The Navy Musicians Association (NMA) is a non-profit veterans organization of past and present United States Navy musicians. The NMA was founded in 1995 and has become a 501 (c) (19) tax exempt veteran's organization under the U.S. Tax Code.

== Mission ==
The purpose of the Navy Musicians Association is "to bring together, through annual reunions, past and present members of Navy bands; to promote camaraderie; to emphasize the importance of music in the Navy; and to maintain liaison with active bands in the Navy and Marine Corps, in order to preserve the tradition of Navy music."

== Membership Eligibility ==
All past and present members of official United States Navy bands are eligible for membership. There are no time-in-service or rank requirements.

==History==
The NMA was founded in 1995 by a group of retired Navy musicians residing in the Hampton Roads area of Virginia who had served at the United States Armed Forces School of Music and in the United States Atlantic Fleet band. The organization has grown to accept former and present members of all official U.S. Navy bands.

== Reunions ==
The annual reunion of the Navy Musicians Association is held in June of each year. During the four-day affair, members form concert bands, big bands and jazz combos that rehearse daily and perform at concerts, dances and jam sessions. A reunion highlight, when location and scheduling permit, is a concert of patriotic music by an active-duty Navy band.
Reunions are held in the NMA's "homeport" of Virginia Beach, Virginia and in various other cities.
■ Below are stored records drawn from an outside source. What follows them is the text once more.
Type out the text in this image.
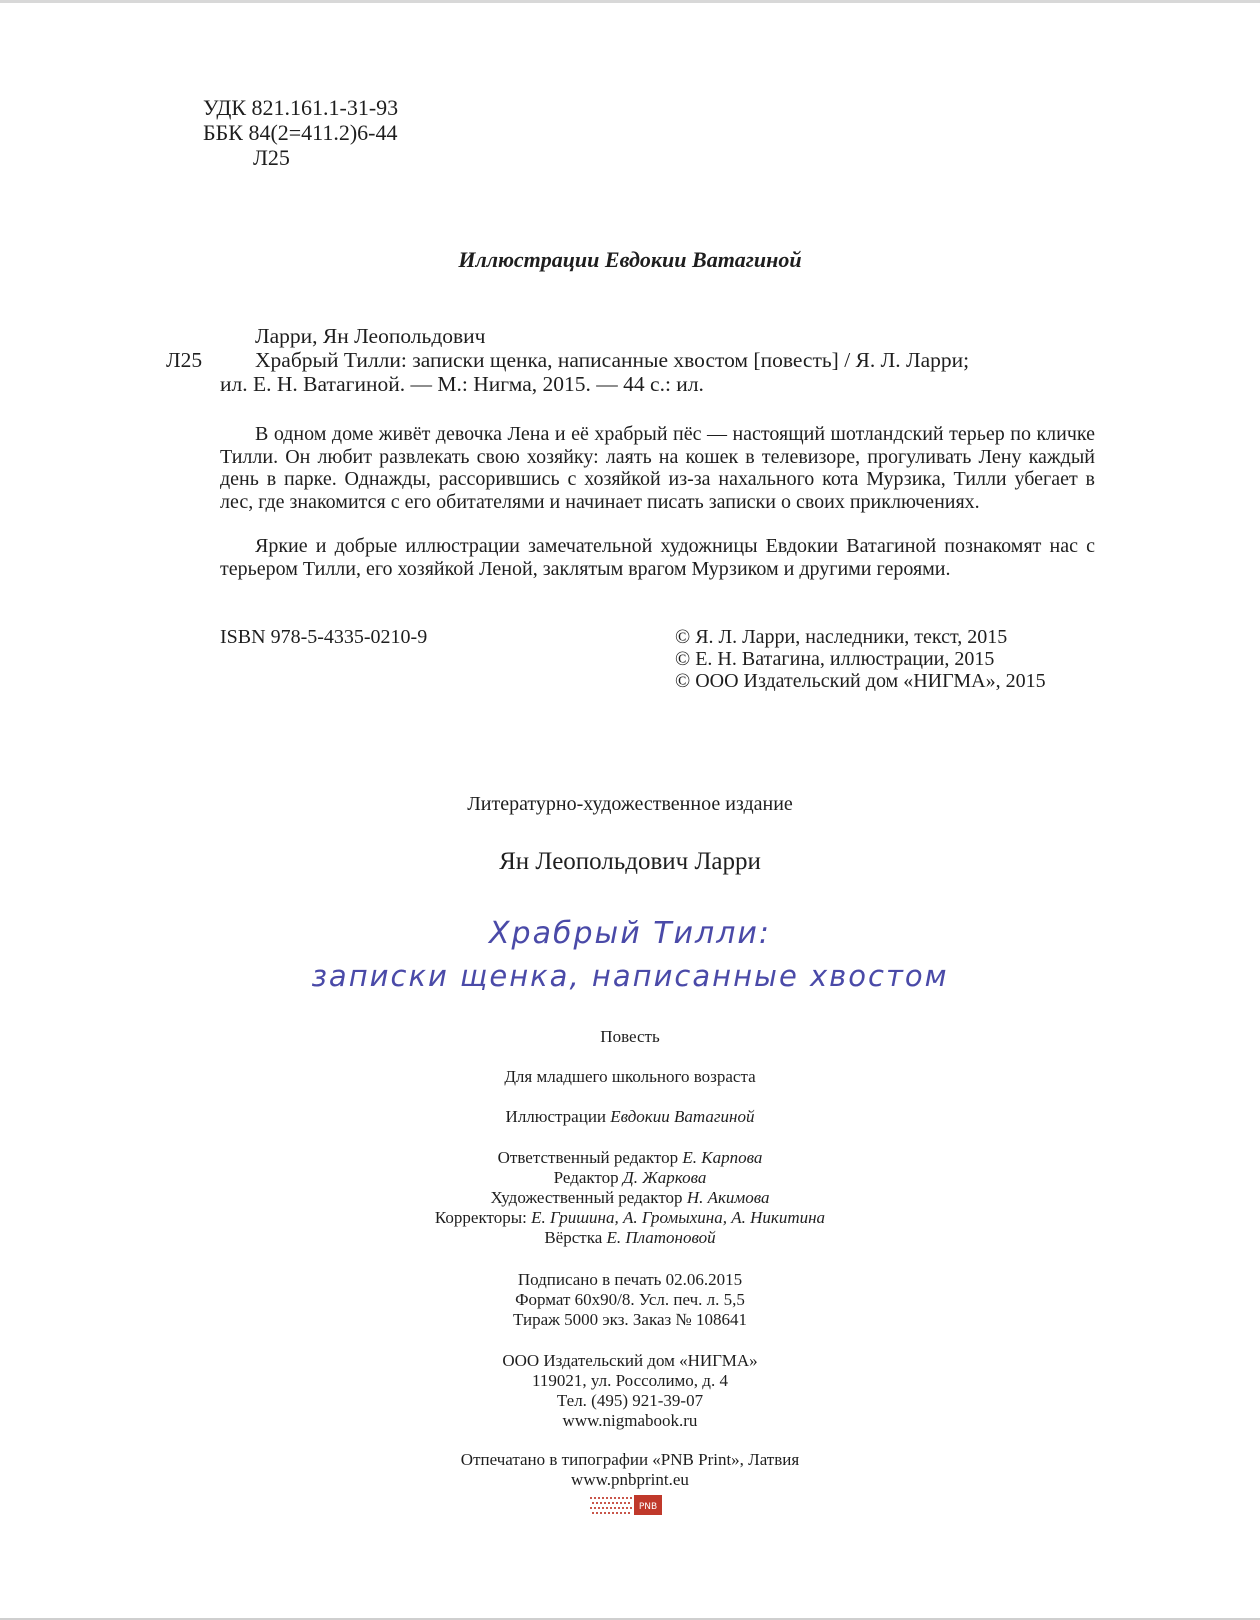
УДК 821.161.1-31-93
ББК 84(2=411.2)6-44
Л25
Иллюстрации Евдокии Ватагиной
Л25
Ларри, Ян Леопольдович
Храбрый Тилли: записки щенка, написанные хвостом [повесть] / Я. Л. Ларри;
ил. Е. Н. Ватагиной. — М.: Нигма, 2015. — 44 с.: ил.
В одном доме живёт девочка Лена и её храбрый пёс — настоящий шотландский терьер по кличке Тилли. Он любит развлекать свою хозяйку: лаять на кошек в телевизоре, прогуливать Лену каждый день в парке. Однажды, рассорившись с хозяйкой из-за нахального кота Мурзика, Тилли убегает в лес, где знакомится с его обитателями и начинает писать записки о своих приключениях.
Яркие и добрые иллюстрации замечательной художницы Евдокии Ватагиной познакомят нас с терьером Тилли, его хозяйкой Леной, заклятым врагом Мурзиком и другими героями.
ISBN 978-5-4335-0210-9	© Я. Л. Ларри, наследники, текст, 2015
© Е. Н. Ватагина, иллюстрации, 2015
© ООО Издательский дом «НИГМА», 2015
Литературно-художественное издание
Ян Леопольдович Ларри
Храбрый Тилли:
записки щенка, написанные хвостом
Повесть
Для младшего школьного возраста
Иллюстрации Евдокии Ватагиной
Ответственный редактор Е. Карпова
Редактор Д. Жаркова
Художественный редактор Н. Акимова
Корректоры: Е. Гришина, А. Громыхина, А. Никитина
Вёрстка Е. Платоновой
Подписано в печать 02.06.2015
Формат 60x90/8. Усл. печ. л. 5,5
Тираж 5000 экз. Заказ № 108641
ООО Издательский дом «НИГМА»
119021, ул. Россолимо, д. 4
Тел. (495) 921-39-07
www.nigmabook.ru
Отпечатано в типографии «PNB Print», Латвия
www.pnbprint.eu
PNB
Recent locations have included:
- 2006 -- Louisville, Kentucky
- 2007 -- Virginia Beach, Virginia
- 2008 -- Memphis, Tennessee
- 2009 -- Virginia Beach, Virginia
- 2010 -- San Antonio, Texas
- 2011 -- Virginia Beach, Virginia
- 2012 -- Orlando, Florida
- 2013 -- Virginia Beach, Virginia
- 2014 -- Virginia Beach, Virginia
- 2015 -- Virginia Beach, Virginia
- 2016 -- Kansas City, Missouri
- 2017 -- Virginia Beach, Virginia
- 2018 -- Virginia Beach, Virginia
- 2019 -- Milwaukee, Wisconsin

== Leger Lines ==
The Navy Musicians Association's quarterly newsletter is Leger Lines, whose title is borrowed from that of the former newsletter of the U.S. Navy Music Program. Leger Lines is published quarterly and sent to all members.

== O.C. McMillan Scholarship Fund==
The O.C. McMillan Scholarship Award is a cash award intended to give financial assistance to a young musician who is enrolled in or has been accepted for enrollment in a college-level degree program in music.